Example: For the data above, this CI is $(0.456, 0.729).$

n.tilde=54; p.hat=32/54; pm=c(-1,1); agresti.ci=p.hat+pm*1.96*sqrt(p.hat*(1-p.hat)/n)
agresti.ci
[1] 0.4563968 0.7287884


The procedure @Ben (+1) describes can be adapted to give a 95% Bayesian probability interval ('credible interval'), using $\mathsf{Beta}(1,1) \equiv \mathsf{Unif}(0,1)$ as a non-informative prior distribution and a binomial likelihood function proportional to $p^X(1-p)^{n-X}.$

Then the posterior distribution is $\mathsf{Beta}(X+1, n-X+1)$ and the interval estimate has quantiles .025 and .975 of that distribution as its endpoints: $(0.461, 0.724)$ in our example.

qbeta(c(.025, .975), 31, 21)
[1] 0.461141 0.724157


Note: If you are interested in interval estimation for binomial data, you may want to look at a similar Q & A and the link at the end.

• No. I am interested in the distribution of the number of successes. In the limit of large number of trials, the fraction of successes should follow an approximately continuous distribution.
– a06e
Jul 18, 2018 at 8:34
• Yes, but as I pointed out in a comment to your question, there is no need for that continuous distribution to have positive support. Imposing an unnecessary constraint can only degrade the approximation, never improve it. Your reason for seeking to worsen your statistical analysis remains obscure.
– whuber
Jul 18, 2018 at 14:29

Express factorial functions on the Binomial coefficient as Gamma functions: $$\Gamma(x + 1)$$.

$${K\choose k} \equiv \frac{K!}{k!(K-k)!} = \frac{\Gamma(K + 1)}{\Gamma(k + 1)\Gamma(K - k + 1)},\ \forall\ \ \mathbb{N} \in \{0, 1, ..., K\},$$ where $$K$$ is the total number of trials, and $$k$$ the number of successful trials.

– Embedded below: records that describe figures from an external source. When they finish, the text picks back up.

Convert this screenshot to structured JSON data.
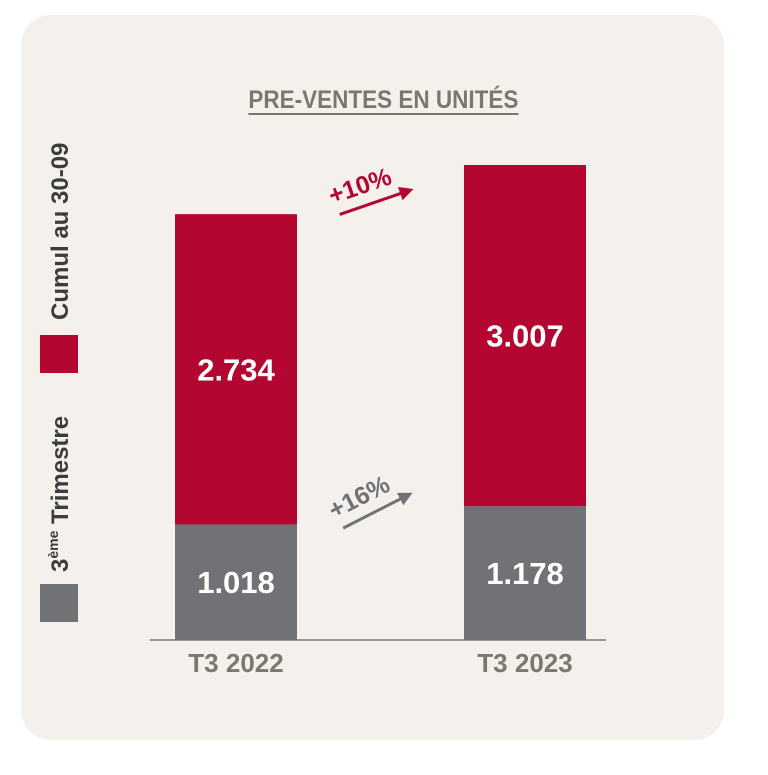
{
  "colors": {
    "background": "#f4f0eb",
    "cumul": "#b30732",
    "trimestre": "#717276",
    "title": "#7b786f",
    "axis_label": "#7b786f",
    "growth_cumul": "#b30732",
    "growth_trimestre": "#717276",
    "bar_label": "#ffffff"
  },
  "chart_data": {
    "type": "bar",
    "stacked": true,
    "title": "PRE-VENTES EN UNITÉS",
    "categories": [
      "T3 2022",
      "T3 2023"
    ],
    "series": [
      {
        "name": "3ème Trimestre",
        "values": [
          1018,
          1178
        ],
        "labels": [
          "1.018",
          "1.178"
        ]
      },
      {
        "name": "Cumul au 30-09",
        "values": [
          2734,
          3007
        ],
        "labels": [
          "2.734",
          "3.007"
        ]
      }
    ],
    "growth": [
      {
        "series": "Cumul au 30-09",
        "label": "+10%"
      },
      {
        "series": "3ème Trimestre",
        "label": "+16%"
      }
    ],
    "legend": [
      {
        "base": "3",
        "superscript": "ème",
        "rest": " Trimestre"
      },
      {
        "base": "Cumul au 30-09",
        "superscript": "",
        "rest": ""
      }
    ],
    "legend_position": "left, vertical",
    "grid": false
  }
}
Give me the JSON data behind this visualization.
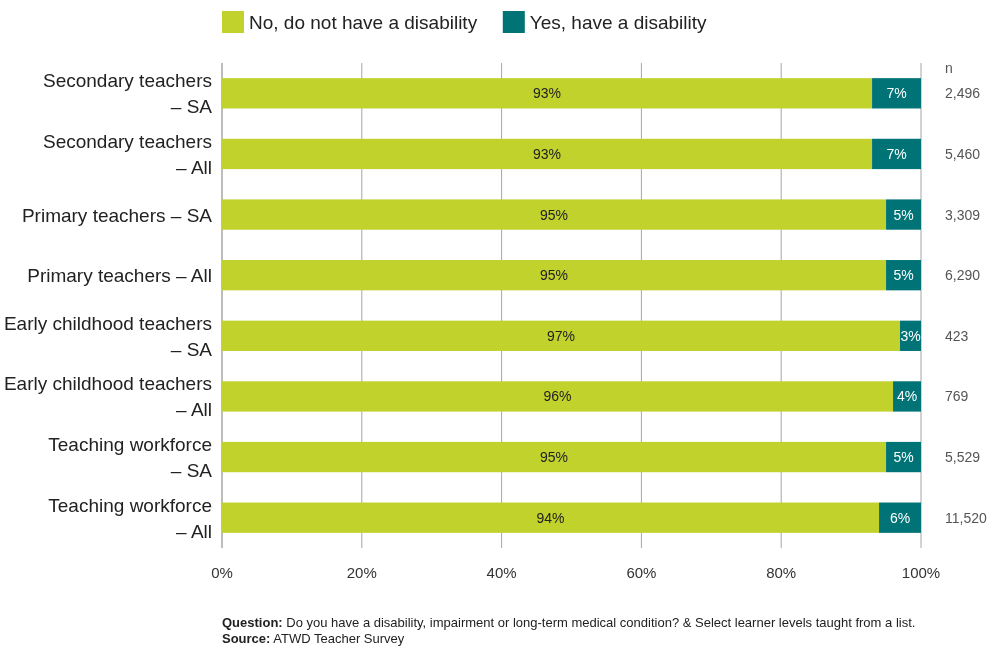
{
  "chart_data": {
    "type": "bar",
    "orientation": "horizontal",
    "stacked": true,
    "categories": [
      "Secondary teachers – SA",
      "Secondary teachers – All",
      "Primary teachers – SA",
      "Primary teachers – All",
      "Early childhood teachers – SA",
      "Early childhood teachers – All",
      "Teaching workforce – SA",
      "Teaching workforce – All"
    ],
    "series": [
      {
        "name": "No, do not have a disability",
        "color": "#c0d22b",
        "values": [
          93,
          93,
          95,
          95,
          97,
          96,
          95,
          94
        ],
        "value_labels": [
          "93%",
          "93%",
          "95%",
          "95%",
          "97%",
          "96%",
          "95%",
          "94%"
        ]
      },
      {
        "name": "Yes, have a disability",
        "color": "#007377",
        "values": [
          7,
          7,
          5,
          5,
          3,
          4,
          5,
          6
        ],
        "value_labels": [
          "7%",
          "7%",
          "5%",
          "5%",
          "3%",
          "4%",
          "5%",
          "6%"
        ]
      }
    ],
    "xlim": [
      0,
      100
    ],
    "xticks": [
      {
        "value": 0,
        "label": "0%"
      },
      {
        "value": 20,
        "label": "20%"
      },
      {
        "value": 40,
        "label": "40%"
      },
      {
        "value": 60,
        "label": "60%"
      },
      {
        "value": 80,
        "label": "80%"
      },
      {
        "value": 100,
        "label": "100%"
      }
    ],
    "grid": "x",
    "legend": "top",
    "annotations": [
      "n",
      "2,496",
      "5,460",
      "3,309",
      "6,290",
      "423",
      "769",
      "5,529",
      "11,520",
      "Question: Do you have a disability, impairment or long-term medical condition? & Select learner levels taught from a list.",
      "Source: ATWD Teacher Survey"
    ]
  }
}
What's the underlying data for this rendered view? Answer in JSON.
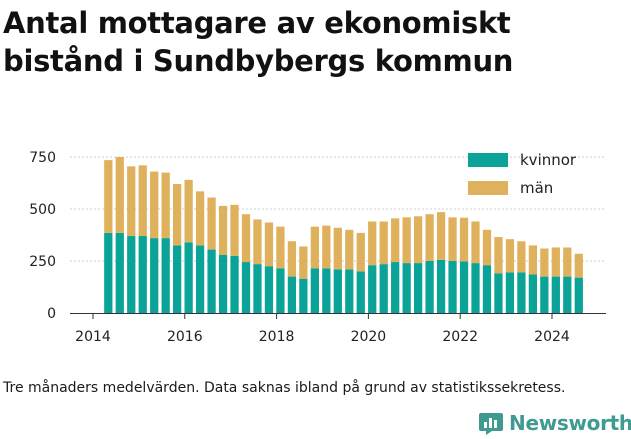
{
  "title": "Antal mottagare av ekonomiskt bistånd i Sundbybergs kommun",
  "caption": "Tre månaders medelvärden. Data saknas ibland på grund av statistikssekretess.",
  "logo": {
    "text": "Newsworthy",
    "icon": "newsworthy-logo-icon",
    "color": "#3f9a8f"
  },
  "chart_data": {
    "type": "bar",
    "stacked": true,
    "x_start": "2014-05",
    "period_months": 3,
    "xticks": [
      2014,
      2016,
      2018,
      2020,
      2022,
      2024
    ],
    "yticks": [
      0,
      250,
      500,
      750
    ],
    "ylim": [
      0,
      800
    ],
    "grid": true,
    "legend_position": "top-right",
    "series": [
      {
        "name": "kvinnor",
        "color": "#0ba398",
        "values": [
          385,
          385,
          370,
          370,
          360,
          360,
          325,
          340,
          325,
          305,
          280,
          275,
          245,
          235,
          225,
          215,
          175,
          165,
          215,
          215,
          210,
          210,
          200,
          230,
          235,
          245,
          240,
          240,
          250,
          255,
          250,
          248,
          240,
          230,
          190,
          195,
          195,
          185,
          175,
          175,
          175,
          170
        ]
      },
      {
        "name": "män",
        "color": "#e0b15c",
        "values": [
          350,
          365,
          335,
          340,
          320,
          315,
          295,
          300,
          260,
          250,
          235,
          245,
          230,
          215,
          210,
          200,
          170,
          155,
          200,
          205,
          200,
          190,
          185,
          210,
          205,
          210,
          220,
          225,
          225,
          230,
          210,
          210,
          200,
          170,
          175,
          160,
          150,
          140,
          135,
          140,
          140,
          115
        ]
      }
    ]
  }
}
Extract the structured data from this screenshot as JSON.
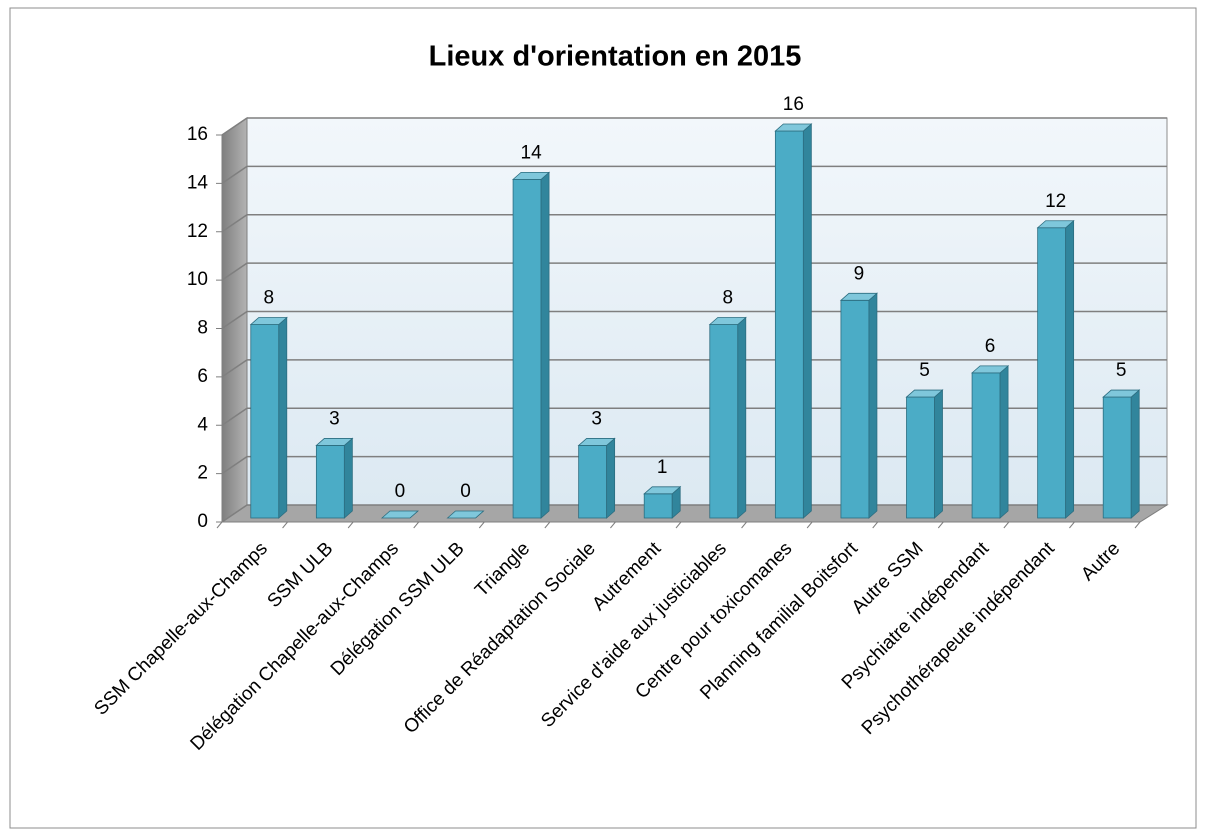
{
  "chart_data": {
    "type": "bar3d",
    "title": "Lieux d'orientation en 2015",
    "categories": [
      "SSM Chapelle-aux-Champs",
      "SSM ULB",
      "Délégation Chapelle-aux-Champs",
      "Délégation SSM ULB",
      "Triangle",
      "Office de Réadaptation Sociale",
      "Autrement",
      "Service d'aide aux justiciables",
      "Centre pour toxicomanes",
      "Planning familial Boitsfort",
      "Autre SSM",
      "Psychiatre indépendant",
      "Psychothérapeute indépendant",
      "Autre"
    ],
    "values": [
      8,
      3,
      0,
      0,
      14,
      3,
      1,
      8,
      16,
      9,
      5,
      6,
      12,
      5
    ],
    "color": "#4bacc6",
    "ylim": [
      0,
      16
    ],
    "yticks": [
      0,
      2,
      4,
      6,
      8,
      10,
      12,
      14,
      16
    ],
    "grid": true
  }
}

The Binomial distribution can as such be expressed as:

$$\frac{\Gamma(K + 1)}{\Gamma(k + 1)\Gamma(K - k + 1)}p^k(1-p)^{K-k},$$ where $$p$$ is the probability of success per trial.

This extends the Binomial distribution to the real-number plane. However, the extension allows for non-zero frequencies of occurences less than $$0$$ and greater than $$K$$. Hence, it needs to be truncated to the interval $$[0, K]$$. This range-restriction makes necessary a normalizing constant ensuring that the density on this interval equal $$1$$. The constant can be obtained by:

$$C = \int_0^K \frac{\Gamma(K + 1)}{\Gamma(k + 1)\Gamma(K - k + 1)}p^k(1-p)^{K-k}\ dk$$

A continuous analogue to the Binomial distribution can as such be expressed as:

$$P(X; K, k, p) = \begin{cases} \frac{1}{C}\left[\frac{\Gamma(K+1)}{\Gamma(k + 1)\Gamma(K - k + 1)}p^k(1-p)^{K-k}\right],& \text{if}\ 0 \leq k \leq K,\\ 0,& \text{otherwise.} \end{cases}$$

• The normalizing constant can be obtained explicitly: $\int_0^K p^k (1 - p)^k \mathrm{d}k = \frac{(1 - p)^K - p^K}{2 \mathrm{atanh} (1 - 2 p)}$
– a06e
Apr 18, 2021 at 7:49

The cbinom R package implements a "continuous Binomial" distribution, based on a paper by A. Ilienko. The CDF of this "continuous Binomial" is essentially the ratio of an incomplete and a complete Beta function. For the gory details please refer to the paper linked above, it is freely downloadable.